"I hate being unemployed. It is a waste of my abilities," says Stan Osnowitz of Baltimore, 67, a journeyman wireman electrician. Even with the recession, Osnowitz was able to find work on a three-year job that included overtime pay. But a five-month job he held earlier this year ended July 3, and now unemployment benefits are his only income. His savings already have been exhausted.
Osnowitz testified at a House Democratic Steering and Policy Committee today to address the need for extending the Emergency Unemployment Compensation (EUC) program, which will run out by the end of the year without any action from Congress.
The unemployment benefits have helped me just scrape by week to week, but even with them I am not able to pay my full portion of the expenses for the apartment I share.

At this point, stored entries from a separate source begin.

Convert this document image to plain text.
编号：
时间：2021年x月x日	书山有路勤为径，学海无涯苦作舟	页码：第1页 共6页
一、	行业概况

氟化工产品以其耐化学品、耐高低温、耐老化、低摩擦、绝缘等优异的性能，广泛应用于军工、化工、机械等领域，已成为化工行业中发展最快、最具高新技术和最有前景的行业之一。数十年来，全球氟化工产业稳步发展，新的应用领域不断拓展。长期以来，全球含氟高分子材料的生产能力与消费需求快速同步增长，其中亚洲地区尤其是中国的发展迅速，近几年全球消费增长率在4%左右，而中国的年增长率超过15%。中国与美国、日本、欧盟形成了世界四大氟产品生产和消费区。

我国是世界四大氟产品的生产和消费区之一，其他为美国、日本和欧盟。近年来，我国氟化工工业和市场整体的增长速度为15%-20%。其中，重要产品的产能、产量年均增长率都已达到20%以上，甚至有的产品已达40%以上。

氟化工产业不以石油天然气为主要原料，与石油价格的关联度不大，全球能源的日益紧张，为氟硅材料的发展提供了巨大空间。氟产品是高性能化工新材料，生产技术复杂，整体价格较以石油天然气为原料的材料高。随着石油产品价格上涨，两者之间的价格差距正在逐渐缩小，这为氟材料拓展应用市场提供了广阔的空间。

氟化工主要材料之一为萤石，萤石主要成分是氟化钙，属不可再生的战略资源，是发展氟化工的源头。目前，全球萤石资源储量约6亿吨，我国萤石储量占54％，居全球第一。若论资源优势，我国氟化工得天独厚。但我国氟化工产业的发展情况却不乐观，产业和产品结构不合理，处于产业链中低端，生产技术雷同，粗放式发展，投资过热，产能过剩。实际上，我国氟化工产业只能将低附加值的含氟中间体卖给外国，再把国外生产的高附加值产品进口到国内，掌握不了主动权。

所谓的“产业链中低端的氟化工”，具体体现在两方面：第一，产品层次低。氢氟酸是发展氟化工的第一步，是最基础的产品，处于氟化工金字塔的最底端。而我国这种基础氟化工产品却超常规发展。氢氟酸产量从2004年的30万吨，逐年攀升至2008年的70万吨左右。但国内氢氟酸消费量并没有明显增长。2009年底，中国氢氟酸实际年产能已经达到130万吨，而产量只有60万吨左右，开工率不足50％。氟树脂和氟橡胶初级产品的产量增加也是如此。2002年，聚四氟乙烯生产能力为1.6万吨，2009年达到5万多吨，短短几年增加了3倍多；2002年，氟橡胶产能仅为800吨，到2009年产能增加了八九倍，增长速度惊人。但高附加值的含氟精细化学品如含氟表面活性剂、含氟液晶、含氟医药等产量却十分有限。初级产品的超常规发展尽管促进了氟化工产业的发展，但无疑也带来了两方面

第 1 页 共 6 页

And trying to find a job now is a very difficult thing. Construction work is hard to find in the winter, and outside of my industry, from what I’ve seen, potential employers see my age and look right past me. They see my age, they don’t see me. But I still get up between 4 and 4:30 every morning. I am actively pursuing work through my union and elsewhere. Things should pick up for me in the spring, but I’m looking every day in the hopes of getting something sooner because I hate not working.
Christine L. Owens, executive director of the National Employment Law Project (NELP), reminded the committee members that federal unemployment insurance is an essential lifeline during economic downturns, boosting consumer spending and keeping unemployed workers and their families from poverty.
If Congress fails to reauthorize the federally funded [EUC] program, more than 2 million unemployed job seekers will lose federal jobless aid by the end of March 2014. That number will swell to 3 million by the end of June 2014. In the week between Christmas and New Year’s, the 1.3 million workers currently receiving EUC will be abruptly cut-off, many of them in cold states, facing the worst of the winter weather without the vital resources EUC provides to meet basic needs, like housing, food and heat.
We still have a jobs crisis. The number of long-term unemployed workers in September 2013—4.1 million—is still higher than in any month during the Great Recession, which ended in June 2009.
Lisa Floyd, who also testified before the committee, shared her story of a grueling job search that took eight months. EUC benefits enabled her to keep her home, and her faith. Thankfully, Floyd landed a job just three days ago:
Without unemployment insurance and the federal EUC benefits, I would have not been able to sustain myself and my job search. So, for me, these programs have done what they are supposed to do—they kept me in my home. I could still buy groceries and pay my bills. My anxiety was kept to a manageable level, and I was able to keep sending out applications and going on interviews.
The Rev. Larry Snyder, president of Catholic Charities USA, said:
While nothing can take the place of a good-paying job, ensuring that out-of-work Americans have the support they need to put food on the table and maintain a roof over their heads while they continue their search for employment is the decent and right thing to do.